Hennepin County Board approves 2007 budget, tax levy
The Hennepin County Board today (Tuesday) adopted a 2007 county budget aimed at maintaining the county’s financial health as the demand for services continues to rise.
The board approved a budget of nearly $1.5 billion, with a net property tax levy of $565.2 million, an increase of 5.5 percent from the 2006 levy.
The vote was six to one, with Commissioners Mike Opat, Mark Stenglein, Gail Dorfman, Peter McLaughlin, Randy Johnson and Linda Koblick voting in favor of the budget, and Commissioner Penny Steele voting no.
In addition to adopting the budget for county government, the board approved a 2007 budget of $505.7 million for Hennepin County Medical Center. The HCMC budget is separate from the county budget because of a change in governance at the hospital, effective Jan. 1, 2007.
On that date, the board of Hennepin Healthcare System, Inc. — a new public subsidiary corporation — assumes primary responsibility for the day-to-day operations of HCMC and its four clinics. Despite the change in governance, HCMC will remain a public hospital, with the County Board retaining final policy control, including approval of the budget and oversight of HCMC’s mission of providing care to those most in need.
“Next year’s county budget represents good work that puts us on course to maintain our financial health,” said County Board Chair Randy Johnson. “As stewards
of the public’s assets, the county government is striving to bring down the cost of doing business — without losing quality and the ability to serve our customers — at a time when the demand for almost every one of our services is increasing.”
Increased service demands, federal and state funding reductions, and the rising costs of energy and health care are major factors driving the 2007 budget. Human services and public safety programs continue to consume the bulk of new property taxes, as has been the case in recent years.
Some specifics of the 2007 budget:
n Additional funding to areas needing more resources, especially the Sheriff’s Office, human services and corrections, following significant state reductions in recent years.
n Continued funding of the bituminous-overlay and concrete-repair programs for much-needed maintenance on county roads and highways.
n Implementation of a new 10-year library plan that includes cutting-edge facilities and operations.
n Investing in new technology.
“A primary goal of the budget is reforming and transforming services,” said County Administrator Sandra L. Vargas. “Departments are employing new tactics, partnerships and technologies to respond to challenges and improve service coordination and efficiency for county residents.”
The county, for example, is now placing a geographic emphasis on service delivery, such as the planning taking place at NorthPoint Health and Wellness Center to relocate and restructure health and human services for the North Minneapolis community. Based on estimates, the county government’s portion of 2007 property taxes on a median-valued home in Minneapolis will increase by $62, or 11 percent, from 2006, and taxes on a median-valued home in the suburbs will increase by $18, or 2 percent. In addition to the increase in the property tax levy, factors having an impact on homeowners’ taxes are a shift in tax burden from commercial and industrial properties to residential properties, the phase-out of limited market value on properties and increased property values for many homeowners.

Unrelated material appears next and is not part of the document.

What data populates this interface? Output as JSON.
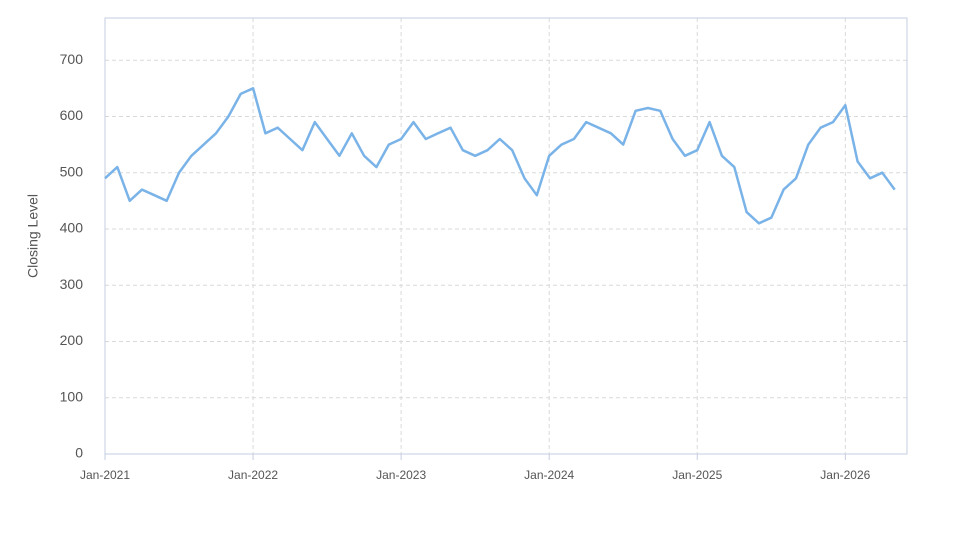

Due to the fiscal disparities program, Hennepin County must share 40 percent of the growth in value of its commercial and industrial property with communities across the Twin Cities metro area. This results in Hennepin taxpayers contributing $29.4 million to pay for services in Anoka, Carver, Ramsey, Scott and Washington counties.
County government funding sources include the federal and state governments, property taxes, licenses, fees, reimbursements for medical care and other revenue.
++++++++++++++++++++++++++++++++++++++++++++++++++++++++++++++++++++++++++++++++
This is a press release that I received from Hennepin County concerning their 2007 budget. Our city budget for 2007 comes before the City Council for final approval at the Council’s December 19 meeting, which is the Council’s final regular meeting of the year. We’re looking at a general budget increase of 6.2% in 2007. Our tax levy is projected to increase 7.6%. Our tax rate is projected to decrease from 28.557% to 27.842%. The tax impact on our median residential taxpayer is projected to be an increase in taxes payable of 3.52%. This final stat is really where the “rubber meets the road” when it comes to property taxation. This is what the median residential taxpayer will pay in increased property taxes due to the City’s taxing & spending decisions. All in all, not too bad.